Herald-Leader Editorial

Put teeth back into voting rights; High court neuters still-needed law

High court neuters still-needed law

June 26, 2013 

The U.S. Supreme Court in Washington, D.C.

TISH WELLS — McClatchy

The U.S. Supreme Court disappointingly ruled the crown jewel of the Voting Rights Act unconstitutional on Tuesday, effectively eliminating the requirement that states and counties with a history of voter discrimination, mostly in the South, preclear changes in voting procedures with the Department of Justice.

Overwhelmingly reauthorized by Congress several times, the Voting Rights Act has suppressed discriminatory voting laws and dramatically bolstered the participation of once-excluded minorities. All this success calls for the law's continuation, not its elimination.

Chief Justice John Roberts, writing for the majority, ruled that the section of the law that determined which jurisdictions were subjected to extra scrutiny relied on outdated election information and was thus unconstitutional. Kentucky is not subject to preclearance.

"While the Supreme Court dealt a blow to voter equality today, it also placed the onus on Congress to improve the law and ensure that the equality our legal system prizes also applies in the voting booth," Congressman John Yarmuth, D.-Louisville, wrote in a Facebook post. "Now, Congress must act to preserve that which is fundamental to our democracy: the right to vote for all citizens."

Don't hold your breath.

Experts remain highly skeptical that Congress, currently deeply partisan and less popular than root canals, would rewrite that portion of the law, despite its nearly unanimous support in the past.

While the court's conservative majority may have preemptively declared an end to racial discrimination on the basis of voter registration statistics, onerous techniques like gerrymandering, stringent ID laws and unlawful purging of voter rolls still remain.

One need look no further than last year's election cycle to be convinced: Republicans admitted to designing the photo ID law in Pennsylvania to assist Mitt Romney and attempted to reduce polling site hours in Ohio and redraw legislative maps in Texas for political gains.

For while the guard is now shackled, the threat continues unabated.

Within two hours of the decision, Texas instated a voter identification law that the Department of Justice had previously rejected for its discriminatory impact on Hispanic and poor voters.

Rather than dwindling, more objections to voting changes were filed between 1982 and 2004 than from 1964 to the 1982 reauthorization.

Instead of the deterring effects of preclearance, states and counties will now be able to put discriminatory voting laws into effect that can only be dislodged by time-consuming and costly lawsuits.

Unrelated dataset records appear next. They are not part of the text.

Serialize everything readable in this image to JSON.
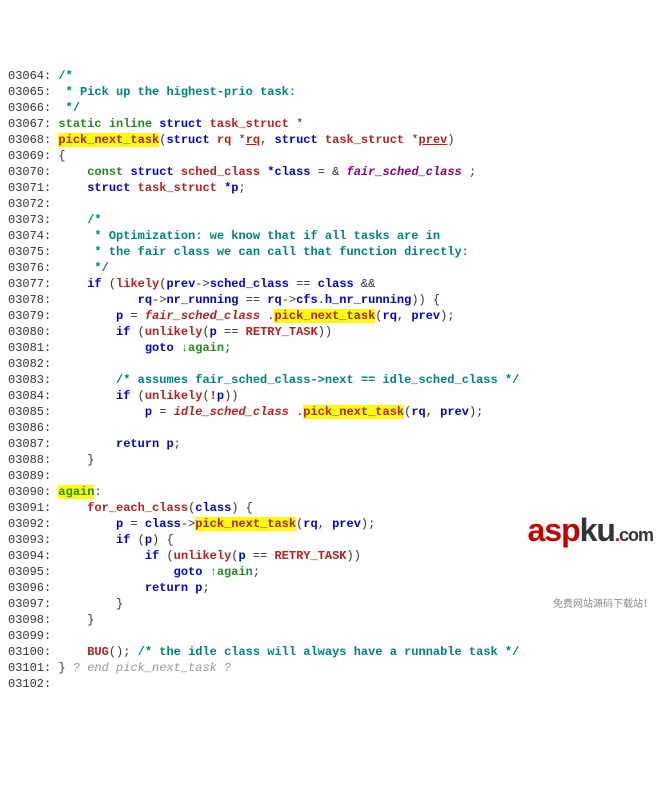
{
  "lines": [
    {
      "num": "03064:",
      "c": [
        {
          "t": " ",
          "cls": "plain"
        },
        {
          "t": "/*",
          "cls": "comment"
        }
      ]
    },
    {
      "num": "03065:",
      "c": [
        {
          "t": "  * Pick up the highest-prio task:",
          "cls": "comment"
        }
      ]
    },
    {
      "num": "03066:",
      "c": [
        {
          "t": "  */",
          "cls": "comment"
        }
      ]
    },
    {
      "num": "03067:",
      "c": [
        {
          "t": " ",
          "cls": "plain"
        },
        {
          "t": "static inline",
          "cls": "kw-green"
        },
        {
          "t": " ",
          "cls": "plain"
        },
        {
          "t": "struct",
          "cls": "kw-blue"
        },
        {
          "t": " ",
          "cls": "plain"
        },
        {
          "t": "task_struct",
          "cls": "struct-name-red"
        },
        {
          "t": " *",
          "cls": "plain"
        }
      ]
    },
    {
      "num": "03068:",
      "c": [
        {
          "t": " ",
          "cls": "plain"
        },
        {
          "t": "pick_next_task",
          "cls": "hl-red"
        },
        {
          "t": "(",
          "cls": "plain"
        },
        {
          "t": "struct",
          "cls": "kw-blue"
        },
        {
          "t": " ",
          "cls": "plain"
        },
        {
          "t": "rq",
          "cls": "struct-name-red"
        },
        {
          "t": " *",
          "cls": "plain"
        },
        {
          "t": "rq",
          "cls": "link"
        },
        {
          "t": ", ",
          "cls": "plain"
        },
        {
          "t": "struct",
          "cls": "kw-blue"
        },
        {
          "t": " ",
          "cls": "plain"
        },
        {
          "t": "task_struct",
          "cls": "struct-name-red"
        },
        {
          "t": " *",
          "cls": "plain"
        },
        {
          "t": "prev",
          "cls": "link"
        },
        {
          "t": ")",
          "cls": "plain"
        }
      ]
    },
    {
      "num": "03069:",
      "c": [
        {
          "t": " {",
          "cls": "plain"
        }
      ]
    },
    {
      "num": "03070:",
      "c": [
        {
          "t": "     ",
          "cls": "plain"
        },
        {
          "t": "const",
          "cls": "kw-green"
        },
        {
          "t": " ",
          "cls": "plain"
        },
        {
          "t": "struct",
          "cls": "kw-blue"
        },
        {
          "t": " ",
          "cls": "plain"
        },
        {
          "t": "sched_class",
          "cls": "struct-name-red"
        },
        {
          "t": " ",
          "cls": "plain"
        },
        {
          "t": "*class",
          "cls": "punct-b"
        },
        {
          "t": " = & ",
          "cls": "plain"
        },
        {
          "t": "fair_sched_class",
          "cls": "ident-purple"
        },
        {
          "t": " ;",
          "cls": "plain"
        }
      ]
    },
    {
      "num": "03071:",
      "c": [
        {
          "t": "     ",
          "cls": "plain"
        },
        {
          "t": "struct",
          "cls": "kw-blue"
        },
        {
          "t": " ",
          "cls": "plain"
        },
        {
          "t": "task_struct",
          "cls": "struct-name-red"
        },
        {
          "t": " ",
          "cls": "plain"
        },
        {
          "t": "*p",
          "cls": "punct-b"
        },
        {
          "t": ";",
          "cls": "plain"
        }
      ]
    },
    {
      "num": "03072:",
      "c": [
        {
          "t": " ",
          "cls": "plain"
        }
      ]
    },
    {
      "num": "03073:",
      "c": [
        {
          "t": "     ",
          "cls": "plain"
        },
        {
          "t": "/*",
          "cls": "comment"
        }
      ]
    },
    {
      "num": "03074:",
      "c": [
        {
          "t": "      * Optimization: we know that if all tasks are in",
          "cls": "comment"
        }
      ]
    },
    {
      "num": "03075:",
      "c": [
        {
          "t": "      * the fair class we can call that function directly:",
          "cls": "comment"
        }
      ]
    },
    {
      "num": "03076:",
      "c": [
        {
          "t": "      */",
          "cls": "comment"
        }
      ]
    },
    {
      "num": "03077:",
      "c": [
        {
          "t": "     ",
          "cls": "plain"
        },
        {
          "t": "if",
          "cls": "kw-blue"
        },
        {
          "t": " (",
          "cls": "plain"
        },
        {
          "t": "likely",
          "cls": "func-red"
        },
        {
          "t": "(",
          "cls": "plain"
        },
        {
          "t": "prev",
          "cls": "punct-b"
        },
        {
          "t": "->",
          "cls": "plain"
        },
        {
          "t": "sched_class",
          "cls": "punct-b"
        },
        {
          "t": " == ",
          "cls": "plain"
        },
        {
          "t": "class",
          "cls": "punct-b"
        },
        {
          "t": " &&",
          "cls": "plain"
        }
      ]
    },
    {
      "num": "03078:",
      "c": [
        {
          "t": "            ",
          "cls": "plain"
        },
        {
          "t": "rq",
          "cls": "punct-b"
        },
        {
          "t": "->",
          "cls": "plain"
        },
        {
          "t": "nr_running",
          "cls": "punct-b"
        },
        {
          "t": " == ",
          "cls": "plain"
        },
        {
          "t": "rq",
          "cls": "punct-b"
        },
        {
          "t": "->",
          "cls": "plain"
        },
        {
          "t": "cfs",
          "cls": "punct-b"
        },
        {
          "t": ".",
          "cls": "plain"
        },
        {
          "t": "h_nr_running",
          "cls": "punct-b"
        },
        {
          "t": ")) {",
          "cls": "plain"
        }
      ]
    },
    {
      "num": "03079:",
      "c": [
        {
          "t": "         ",
          "cls": "plain"
        },
        {
          "t": "p",
          "cls": "punct-b"
        },
        {
          "t": " = ",
          "cls": "plain"
        },
        {
          "t": "fair_sched_class",
          "cls": "ident-red-ital"
        },
        {
          "t": " .",
          "cls": "plain"
        },
        {
          "t": "pick_next_task",
          "cls": "hl-red"
        },
        {
          "t": "(",
          "cls": "plain"
        },
        {
          "t": "rq",
          "cls": "punct-b"
        },
        {
          "t": ", ",
          "cls": "plain"
        },
        {
          "t": "prev",
          "cls": "punct-b"
        },
        {
          "t": ");",
          "cls": "plain"
        }
      ]
    },
    {
      "num": "03080:",
      "c": [
        {
          "t": "         ",
          "cls": "plain"
        },
        {
          "t": "if",
          "cls": "kw-blue"
        },
        {
          "t": " (",
          "cls": "plain"
        },
        {
          "t": "unlikely",
          "cls": "func-red"
        },
        {
          "t": "(",
          "cls": "plain"
        },
        {
          "t": "p",
          "cls": "punct-b"
        },
        {
          "t": " == ",
          "cls": "plain"
        },
        {
          "t": "RETRY_TASK",
          "cls": "const-red"
        },
        {
          "t": "))",
          "cls": "plain"
        }
      ]
    },
    {
      "num": "03081:",
      "c": [
        {
          "t": "             ",
          "cls": "plain"
        },
        {
          "t": "goto",
          "cls": "kw-blue"
        },
        {
          "t": " ",
          "cls": "plain"
        },
        {
          "t": "↓again",
          "cls": "label-green"
        },
        {
          "t": ";",
          "cls": "plain"
        }
      ]
    },
    {
      "num": "03082:",
      "c": [
        {
          "t": " ",
          "cls": "plain"
        }
      ]
    },
    {
      "num": "03083:",
      "c": [
        {
          "t": "         ",
          "cls": "plain"
        },
        {
          "t": "/* assumes fair_sched_class->next == idle_sched_class */",
          "cls": "comment"
        }
      ]
    },
    {
      "num": "03084:",
      "c": [
        {
          "t": "         ",
          "cls": "plain"
        },
        {
          "t": "if",
          "cls": "kw-blue"
        },
        {
          "t": " (",
          "cls": "plain"
        },
        {
          "t": "unlikely",
          "cls": "func-red"
        },
        {
          "t": "(",
          "cls": "plain"
        },
        {
          "t": "!",
          "cls": "not"
        },
        {
          "t": "p",
          "cls": "punct-b"
        },
        {
          "t": "))",
          "cls": "plain"
        }
      ]
    },
    {
      "num": "03085:",
      "c": [
        {
          "t": "             ",
          "cls": "plain"
        },
        {
          "t": "p",
          "cls": "punct-b"
        },
        {
          "t": " = ",
          "cls": "plain"
        },
        {
          "t": "idle_sched_class",
          "cls": "ident-red-ital"
        },
        {
          "t": " .",
          "cls": "plain"
        },
        {
          "t": "pick_next_task",
          "cls": "hl-red"
        },
        {
          "t": "(",
          "cls": "plain"
        },
        {
          "t": "rq",
          "cls": "punct-b"
        },
        {
          "t": ", ",
          "cls": "plain"
        },
        {
          "t": "prev",
          "cls": "punct-b"
        },
        {
          "t": ");",
          "cls": "plain"
        }
      ]
    },
    {
      "num": "03086:",
      "c": [
        {
          "t": " ",
          "cls": "plain"
        }
      ]
    },
    {
      "num": "03087:",
      "c": [
        {
          "t": "         ",
          "cls": "plain"
        },
        {
          "t": "return",
          "cls": "kw-blue"
        },
        {
          "t": " ",
          "cls": "plain"
        },
        {
          "t": "p",
          "cls": "punct-b"
        },
        {
          "t": ";",
          "cls": "plain"
        }
      ]
    },
    {
      "num": "03088:",
      "c": [
        {
          "t": "     }",
          "cls": "plain"
        }
      ]
    },
    {
      "num": "03089:",
      "c": [
        {
          "t": " ",
          "cls": "plain"
        }
      ]
    },
    {
      "num": "03090:",
      "c": [
        {
          "t": " ",
          "cls": "plain"
        },
        {
          "t": "again",
          "cls": "label-green-hl"
        },
        {
          "t": ":",
          "cls": "plain"
        }
      ]
    },
    {
      "num": "03091:",
      "c": [
        {
          "t": "     ",
          "cls": "plain"
        },
        {
          "t": "for_each_class",
          "cls": "func-red"
        },
        {
          "t": "(",
          "cls": "plain"
        },
        {
          "t": "class",
          "cls": "punct-b"
        },
        {
          "t": ") {",
          "cls": "plain"
        }
      ]
    },
    {
      "num": "03092:",
      "c": [
        {
          "t": "         ",
          "cls": "plain"
        },
        {
          "t": "p",
          "cls": "punct-b"
        },
        {
          "t": " = ",
          "cls": "plain"
        },
        {
          "t": "class",
          "cls": "punct-b"
        },
        {
          "t": "->",
          "cls": "plain"
        },
        {
          "t": "pick_next_task",
          "cls": "hl-red"
        },
        {
          "t": "(",
          "cls": "plain"
        },
        {
          "t": "rq",
          "cls": "punct-b"
        },
        {
          "t": ", ",
          "cls": "plain"
        },
        {
          "t": "prev",
          "cls": "punct-b"
        },
        {
          "t": ");",
          "cls": "plain"
        }
      ]
    },
    {
      "num": "03093:",
      "c": [
        {
          "t": "         ",
          "cls": "plain"
        },
        {
          "t": "if",
          "cls": "kw-blue"
        },
        {
          "t": " (",
          "cls": "plain"
        },
        {
          "t": "p",
          "cls": "punct-b"
        },
        {
          "t": ") {",
          "cls": "plain"
        }
      ]
    },
    {
      "num": "03094:",
      "c": [
        {
          "t": "             ",
          "cls": "plain"
        },
        {
          "t": "if",
          "cls": "kw-blue"
        },
        {
          "t": " (",
          "cls": "plain"
        },
        {
          "t": "unlikely",
          "cls": "func-red"
        },
        {
          "t": "(",
          "cls": "plain"
        },
        {
          "t": "p",
          "cls": "punct-b"
        },
        {
          "t": " == ",
          "cls": "plain"
        },
        {
          "t": "RETRY_TASK",
          "cls": "const-red"
        },
        {
          "t": "))",
          "cls": "plain"
        }
      ]
    },
    {
      "num": "03095:",
      "c": [
        {
          "t": "                 ",
          "cls": "plain"
        },
        {
          "t": "goto",
          "cls": "kw-blue"
        },
        {
          "t": " ",
          "cls": "plain"
        },
        {
          "t": "↑again",
          "cls": "label-green"
        },
        {
          "t": ";",
          "cls": "plain"
        }
      ]
    },
    {
      "num": "03096:",
      "c": [
        {
          "t": "             ",
          "cls": "plain"
        },
        {
          "t": "return",
          "cls": "kw-blue"
        },
        {
          "t": " ",
          "cls": "plain"
        },
        {
          "t": "p",
          "cls": "punct-b"
        },
        {
          "t": ";",
          "cls": "plain"
        }
      ]
    },
    {
      "num": "03097:",
      "c": [
        {
          "t": "         }",
          "cls": "plain"
        }
      ]
    },
    {
      "num": "03098:",
      "c": [
        {
          "t": "     }",
          "cls": "plain"
        }
      ]
    },
    {
      "num": "03099:",
      "c": [
        {
          "t": " ",
          "cls": "plain"
        }
      ]
    },
    {
      "num": "03100:",
      "c": [
        {
          "t": "     ",
          "cls": "plain"
        },
        {
          "t": "BUG",
          "cls": "func-red"
        },
        {
          "t": "(); ",
          "cls": "plain"
        },
        {
          "t": "/* the idle class will always have a runnable task */",
          "cls": "comment"
        }
      ]
    },
    {
      "num": "03101:",
      "c": [
        {
          "t": " } ",
          "cls": "plain"
        },
        {
          "t": "? end pick_next_task ?",
          "cls": "gray-ital"
        }
      ]
    },
    {
      "num": "03102:",
      "c": [
        {
          "t": " ",
          "cls": "plain"
        }
      ]
    }
  ],
  "watermark": {
    "asp": "asp",
    "ku": "ku",
    ".com": ".com",
    "sub": "免费网站源码下载站！"
  }
}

The extremely slow litigation would allow tainted elections to proceed in the interim — and states could always switch to trickier discriminatory procedures to evade undesirable decisions.

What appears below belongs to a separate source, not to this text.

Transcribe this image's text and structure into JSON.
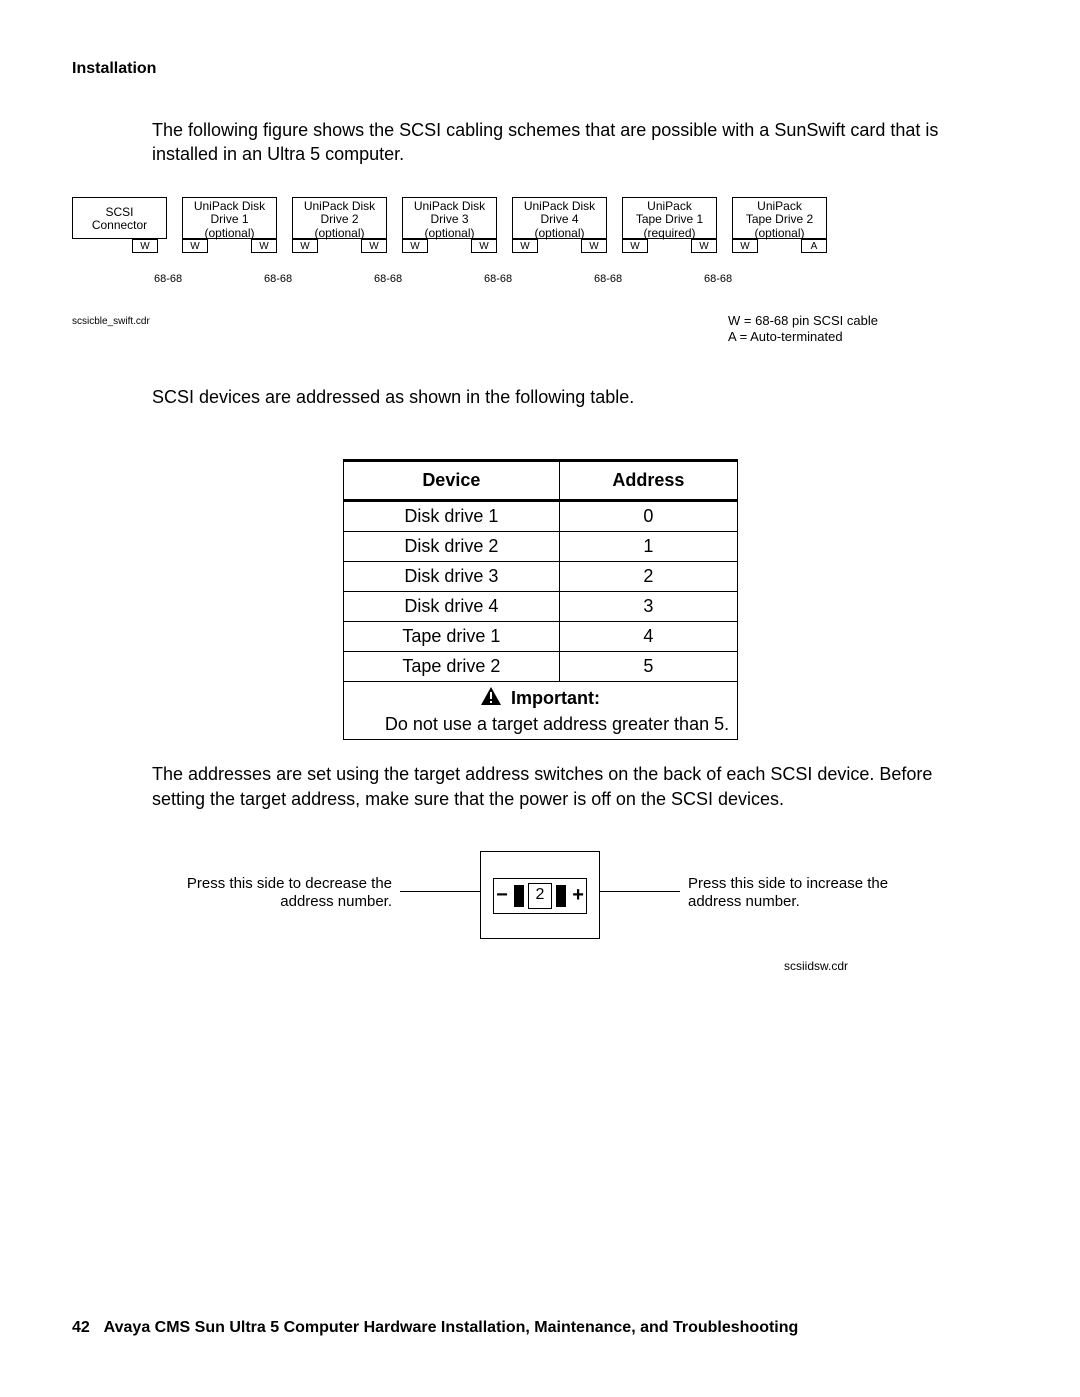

The inadequacy of the lawsuit system, along with the severe costs to the democratic integrity of the country, drove the Supreme Court to uphold the Voting Rights Act many times in the past. That logic is no less relevant today.

In the words of Vermont Sen. Bernie Sanders, "the law is as necessary today as it was in the era of Jim Crow laws."

As improbable as it might be, we urge the president and Congress to quickly pass the measures necessary to resuscitate the Voting Rights Act.

Every American deserves the right to vote.